Seguindo a linha, importante a apresentação de uma variedade maior de alimentos para que a criança aumente seu repertório. “A preferência mais comum das crianças é pelos alimentos doces. Isso tem uma explicação, pois nós já nascemos gostando do sabor doce; todos os outros, salgado, amargo, azedo, precisamos ser expostos para aprender a gostar. Por isso não devemos oferecer alimentos doces ou adoçados para a criança antes dos 02 anos de idade. Se a criança for acostumada com preparações com açúcar, poderá ter mais dificuldade em aceitar cereais, verduras e legumes e outros alimentos saudáveis”, diz.
Marcia ensina que a formação do paladar da criança começa ainda durante a gestação. “Depois vem a amamentação e o leite materno também transmite, de uma forma muito sutil, o sabor dos alimentos para o bebê. Por isso quanto mais saudável e variada a alimentação da gestante e da lactante, melhor será a aceitação de novos alimentos a partir dos 06 meses”, recomenda. Quando chega à introdução alimentar, que deve acontecer em tempo oportuno, é necessário ser variada e apresentar evolução da consistência e texturas diversas, orienta. “É preciso ofertar o mesmo alimento de forma contínua e persistente, de oito a dez vezes, no mínimo, preparado de maneiras diferentes. Podemos variar o corte, o tipo de cocção, a receita”, completa.
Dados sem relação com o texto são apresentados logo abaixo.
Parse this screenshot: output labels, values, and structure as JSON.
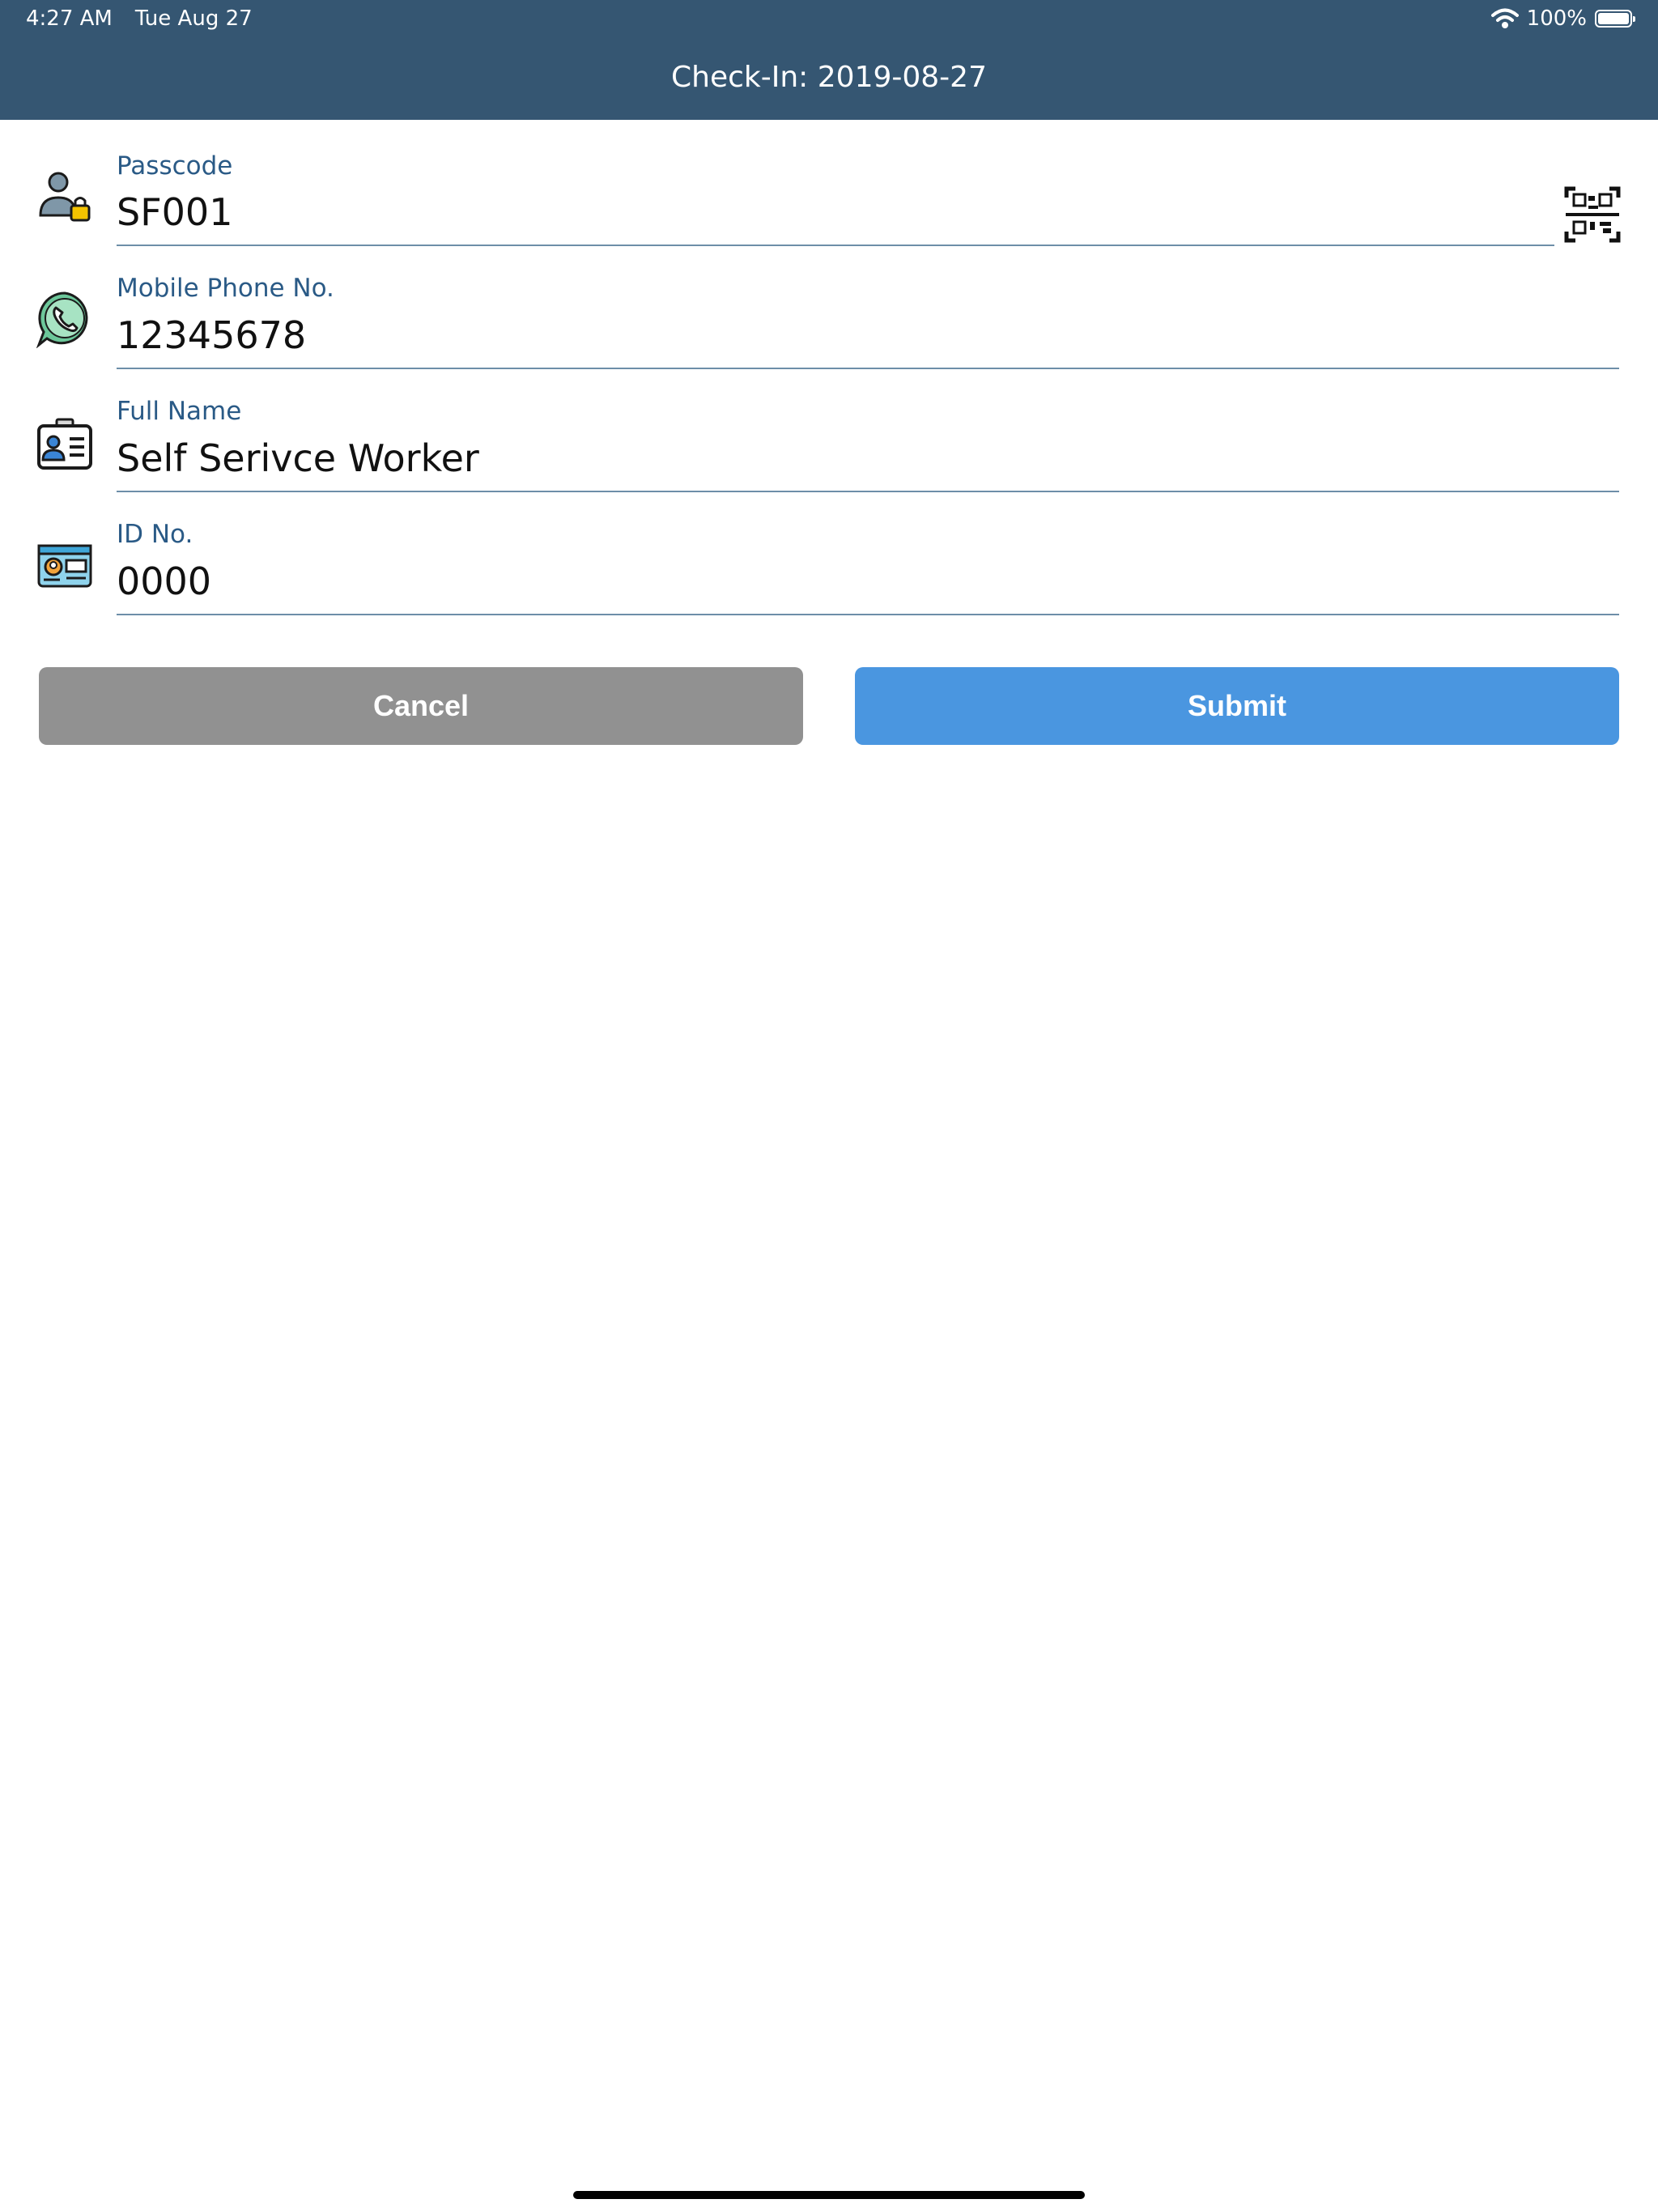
{
  "status_bar": {
    "time": "4:27 AM",
    "date": "Tue Aug 27",
    "battery": "100%",
    "wifi_icon": "wifi-icon",
    "battery_icon": "battery-icon"
  },
  "header": {
    "title": "Check-In: 2019-08-27"
  },
  "form": {
    "fields": [
      {
        "label": "Passcode",
        "value": "SF001",
        "icon": "user-lock-icon"
      },
      {
        "label": "Mobile Phone No.",
        "value": "12345678",
        "icon": "whatsapp-phone-icon"
      },
      {
        "label": "Full Name",
        "value": "Self Serivce Worker",
        "icon": "id-badge-icon"
      },
      {
        "label": "ID No.",
        "value": "0000",
        "icon": "id-card-icon"
      }
    ],
    "qr_icon": "qr-code-icon"
  },
  "actions": {
    "cancel_label": "Cancel",
    "submit_label": "Submit"
  },
  "colors": {
    "header_bg": "#355672",
    "label": "#2a5a86",
    "cancel_bg": "#919191",
    "submit_bg": "#4a96e0"
  }
}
Hábitos da família influenciam
Como diz o ditado, as crianças aprendem pelo exemplo, e por isso a influência da família é tão forte, passando a construir hábitos alimentares mais saudáveis também nos adultos.
A nutricionista recomenda realizar as refeições em família e ter uma alimentação equilibrada, baseada em “comida de verdade”, incluindo todos os grupos de maneira equilibrada; demonstrar naturalidade e segurança ao provar alimentos junto à criança; dar autonomia para a criança alimentar-se sozinha, sem a coerção do adulto; respeitar os sinais de fome e saciedade da criança; não obrigar a criança a comer tudo o que está no prato e realizar brincadeiras e experiências com os alimentos, isso ajuda a despertar a curiosidade e criar experiências positivas.
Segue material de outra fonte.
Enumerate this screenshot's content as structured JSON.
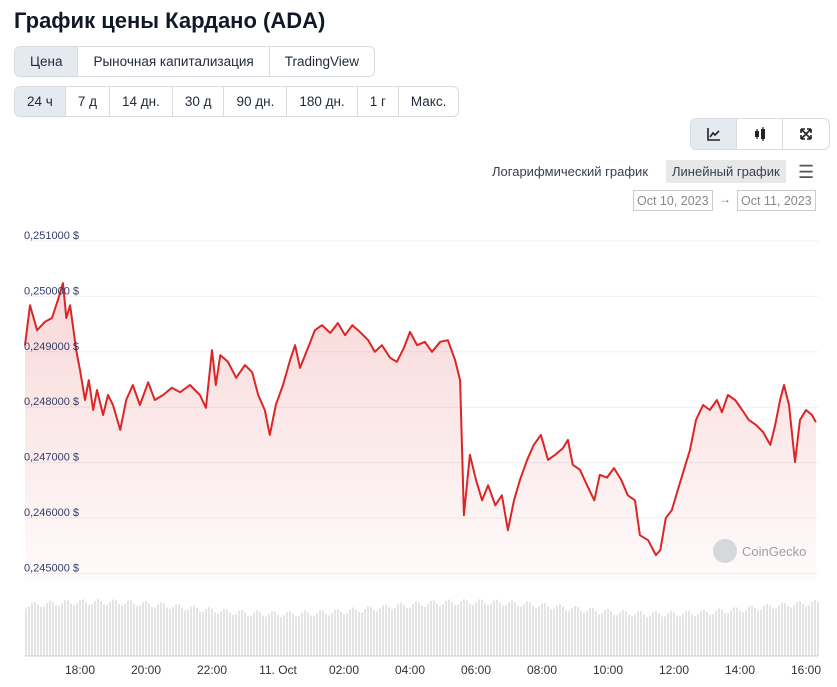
{
  "title": "График цены Кардано (ADA)",
  "tabs": [
    {
      "label": "Цена",
      "active": true
    },
    {
      "label": "Рыночная капитализация"
    },
    {
      "label": "TradingView"
    }
  ],
  "ranges": [
    {
      "label": "24 ч",
      "active": true
    },
    {
      "label": "7 д"
    },
    {
      "label": "14 дн."
    },
    {
      "label": "30 д"
    },
    {
      "label": "90 дн."
    },
    {
      "label": "180 дн."
    },
    {
      "label": "1 г"
    },
    {
      "label": "Макс."
    }
  ],
  "chart_types": [
    {
      "icon": "line-chart-icon",
      "active": true
    },
    {
      "icon": "candlestick-icon"
    },
    {
      "icon": "fullscreen-icon"
    }
  ],
  "scale": {
    "log_label": "Логарифмический график",
    "linear_label": "Линейный график",
    "selected": "linear"
  },
  "date_range": {
    "from": "Oct 10, 2023",
    "to": "Oct 11, 2023",
    "arrow": "→"
  },
  "watermark": "CoinGecko",
  "chart_data": {
    "type": "area",
    "line_color": "#dc2626",
    "yticks": [
      "0,251000 $",
      "0,250000 $",
      "0,249000 $",
      "0,248000 $",
      "0,247000 $",
      "0,246000 $",
      "0,245000 $"
    ],
    "ytick_values": [
      0.251,
      0.25,
      0.249,
      0.248,
      0.247,
      0.246,
      0.245
    ],
    "xticks": [
      "18:00",
      "20:00",
      "22:00",
      "11. Oct",
      "02:00",
      "04:00",
      "06:00",
      "08:00",
      "10:00",
      "12:00",
      "14:00",
      "16:00"
    ],
    "xtick_values": [
      "2023-10-10T18:00",
      "2023-10-10T20:00",
      "2023-10-10T22:00",
      "2023-10-11T00:00",
      "2023-10-11T02:00",
      "2023-10-11T04:00",
      "2023-10-11T06:00",
      "2023-10-11T08:00",
      "2023-10-11T10:00",
      "2023-10-11T12:00",
      "2023-10-11T14:00",
      "2023-10-11T16:00"
    ],
    "grid": true,
    "series": [
      {
        "points": [
          [
            "2023-10-10T16:20",
            0.24912
          ],
          [
            "2023-10-10T16:29",
            0.24984
          ],
          [
            "2023-10-10T16:42",
            0.24939
          ],
          [
            "2023-10-10T16:56",
            0.24954
          ],
          [
            "2023-10-10T17:09",
            0.24961
          ],
          [
            "2023-10-10T17:20",
            0.24994
          ],
          [
            "2023-10-10T17:29",
            0.25024
          ],
          [
            "2023-10-10T17:35",
            0.24961
          ],
          [
            "2023-10-10T17:42",
            0.24984
          ],
          [
            "2023-10-10T17:53",
            0.24903
          ],
          [
            "2023-10-10T18:00",
            0.24867
          ],
          [
            "2023-10-10T18:09",
            0.24813
          ],
          [
            "2023-10-10T18:16",
            0.24849
          ],
          [
            "2023-10-10T18:24",
            0.24795
          ],
          [
            "2023-10-10T18:31",
            0.24831
          ],
          [
            "2023-10-10T18:42",
            0.24786
          ],
          [
            "2023-10-10T18:51",
            0.24822
          ],
          [
            "2023-10-10T19:00",
            0.24804
          ],
          [
            "2023-10-10T19:13",
            0.24759
          ],
          [
            "2023-10-10T19:24",
            0.24813
          ],
          [
            "2023-10-10T19:36",
            0.2484
          ],
          [
            "2023-10-10T19:49",
            0.24804
          ],
          [
            "2023-10-10T20:04",
            0.24845
          ],
          [
            "2023-10-10T20:16",
            0.24813
          ],
          [
            "2023-10-10T20:31",
            0.24822
          ],
          [
            "2023-10-10T20:47",
            0.24835
          ],
          [
            "2023-10-10T21:02",
            0.24827
          ],
          [
            "2023-10-10T21:20",
            0.2484
          ],
          [
            "2023-10-10T21:38",
            0.24822
          ],
          [
            "2023-10-10T21:49",
            0.24799
          ],
          [
            "2023-10-10T22:00",
            0.24903
          ],
          [
            "2023-10-10T22:07",
            0.2484
          ],
          [
            "2023-10-10T22:15",
            0.24894
          ],
          [
            "2023-10-10T22:29",
            0.24882
          ],
          [
            "2023-10-10T22:44",
            0.24853
          ],
          [
            "2023-10-10T23:00",
            0.24876
          ],
          [
            "2023-10-10T23:13",
            0.24863
          ],
          [
            "2023-10-10T23:24",
            0.24822
          ],
          [
            "2023-10-10T23:36",
            0.24795
          ],
          [
            "2023-10-10T23:45",
            0.2475
          ],
          [
            "2023-10-10T23:56",
            0.24804
          ],
          [
            "2023-10-11T00:09",
            0.2484
          ],
          [
            "2023-10-11T00:22",
            0.24885
          ],
          [
            "2023-10-11T00:31",
            0.24912
          ],
          [
            "2023-10-11T00:40",
            0.24871
          ],
          [
            "2023-10-11T00:53",
            0.24903
          ],
          [
            "2023-10-11T01:07",
            0.24939
          ],
          [
            "2023-10-11T01:20",
            0.24948
          ],
          [
            "2023-10-11T01:35",
            0.24934
          ],
          [
            "2023-10-11T01:49",
            0.24952
          ],
          [
            "2023-10-11T02:02",
            0.2493
          ],
          [
            "2023-10-11T02:15",
            0.24948
          ],
          [
            "2023-10-11T02:29",
            0.24936
          ],
          [
            "2023-10-11T02:44",
            0.24921
          ],
          [
            "2023-10-11T02:56",
            0.249
          ],
          [
            "2023-10-11T03:09",
            0.24912
          ],
          [
            "2023-10-11T03:24",
            0.24889
          ],
          [
            "2023-10-11T03:36",
            0.24882
          ],
          [
            "2023-10-11T03:49",
            0.24907
          ],
          [
            "2023-10-11T04:00",
            0.24936
          ],
          [
            "2023-10-11T04:13",
            0.24912
          ],
          [
            "2023-10-11T04:27",
            0.24918
          ],
          [
            "2023-10-11T04:40",
            0.249
          ],
          [
            "2023-10-11T04:55",
            0.24918
          ],
          [
            "2023-10-11T05:09",
            0.24921
          ],
          [
            "2023-10-11T05:22",
            0.24885
          ],
          [
            "2023-10-11T05:31",
            0.24849
          ],
          [
            "2023-10-11T05:38",
            0.24605
          ],
          [
            "2023-10-11T05:49",
            0.24714
          ],
          [
            "2023-10-11T06:00",
            0.24669
          ],
          [
            "2023-10-11T06:11",
            0.24632
          ],
          [
            "2023-10-11T06:22",
            0.24659
          ],
          [
            "2023-10-11T06:35",
            0.24623
          ],
          [
            "2023-10-11T06:47",
            0.24641
          ],
          [
            "2023-10-11T06:58",
            0.24578
          ],
          [
            "2023-10-11T07:09",
            0.24632
          ],
          [
            "2023-10-11T07:20",
            0.24669
          ],
          [
            "2023-10-11T07:33",
            0.24705
          ],
          [
            "2023-10-11T07:45",
            0.24732
          ],
          [
            "2023-10-11T07:58",
            0.2475
          ],
          [
            "2023-10-11T08:11",
            0.24705
          ],
          [
            "2023-10-11T08:24",
            0.24714
          ],
          [
            "2023-10-11T08:38",
            0.24726
          ],
          [
            "2023-10-11T08:47",
            0.24741
          ],
          [
            "2023-10-11T08:56",
            0.24696
          ],
          [
            "2023-10-11T09:09",
            0.24687
          ],
          [
            "2023-10-11T09:22",
            0.24659
          ],
          [
            "2023-10-11T09:35",
            0.24632
          ],
          [
            "2023-10-11T09:45",
            0.24678
          ],
          [
            "2023-10-11T09:58",
            0.24673
          ],
          [
            "2023-10-11T10:11",
            0.2469
          ],
          [
            "2023-10-11T10:24",
            0.24669
          ],
          [
            "2023-10-11T10:36",
            0.24641
          ],
          [
            "2023-10-11T10:49",
            0.24632
          ],
          [
            "2023-10-11T10:58",
            0.24569
          ],
          [
            "2023-10-11T11:13",
            0.2456
          ],
          [
            "2023-10-11T11:27",
            0.24533
          ],
          [
            "2023-10-11T11:35",
            0.24542
          ],
          [
            "2023-10-11T11:45",
            0.246
          ],
          [
            "2023-10-11T11:56",
            0.24614
          ],
          [
            "2023-10-11T12:07",
            0.24651
          ],
          [
            "2023-10-11T12:18",
            0.24687
          ],
          [
            "2023-10-11T12:29",
            0.24723
          ],
          [
            "2023-10-11T12:40",
            0.24777
          ],
          [
            "2023-10-11T12:53",
            0.24804
          ],
          [
            "2023-10-11T13:05",
            0.24795
          ],
          [
            "2023-10-11T13:18",
            0.24813
          ],
          [
            "2023-10-11T13:27",
            0.24791
          ],
          [
            "2023-10-11T13:38",
            0.24822
          ],
          [
            "2023-10-11T13:51",
            0.24813
          ],
          [
            "2023-10-11T14:04",
            0.24795
          ],
          [
            "2023-10-11T14:16",
            0.24777
          ],
          [
            "2023-10-11T14:29",
            0.24768
          ],
          [
            "2023-10-11T14:42",
            0.24755
          ],
          [
            "2023-10-11T14:55",
            0.24732
          ],
          [
            "2023-10-11T15:04",
            0.24768
          ],
          [
            "2023-10-11T15:13",
            0.24813
          ],
          [
            "2023-10-11T15:20",
            0.2484
          ],
          [
            "2023-10-11T15:29",
            0.24804
          ],
          [
            "2023-10-11T15:40",
            0.24701
          ],
          [
            "2023-10-11T15:49",
            0.24777
          ],
          [
            "2023-10-11T16:00",
            0.24795
          ],
          [
            "2023-10-11T16:11",
            0.24786
          ],
          [
            "2023-10-11T16:18",
            0.24773
          ]
        ]
      }
    ]
  }
}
“Incluir a participação da criança na preparação dos alimentos é uma excelente estratégia. Com isso estimulamos sua curiosidade pelos aromas, texturas, cores, sabores dos alimentos, criamos experiências positivas, memórias afetivas, e tudo isso contribui para a formação de bons hábitos alimentares”, recomenda.
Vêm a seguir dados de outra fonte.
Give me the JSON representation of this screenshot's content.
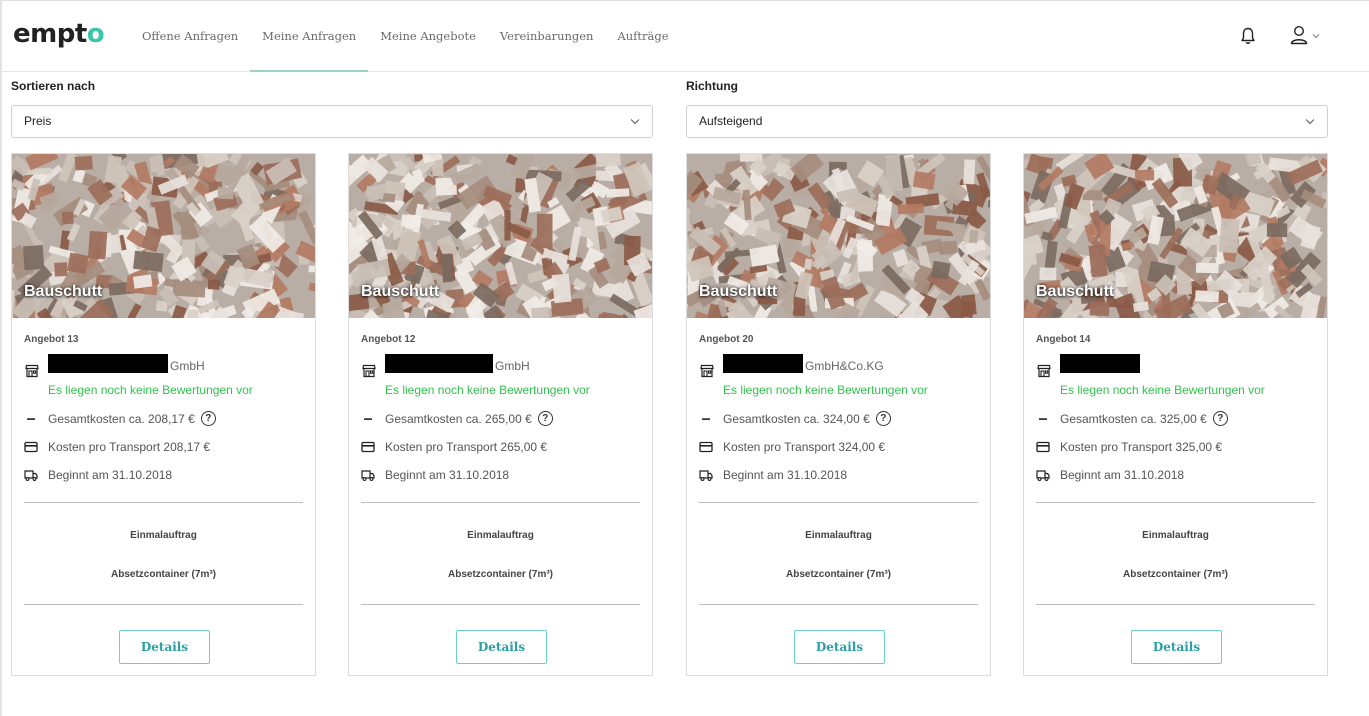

Deve ser evitado comportamentos por parte da família. Oferecer recompensas, fazer chantagens, subornos, criar punições ou castigos para forçar a criança a comer, não é recomendado. Evitar rotular a criança como ‘chata’, ‘ruim’ ou ‘problemática’ quando recusam alimentos, porque isso pode fragilizar a relação, gerando ansiedade, angústia, culpa”, finaliza.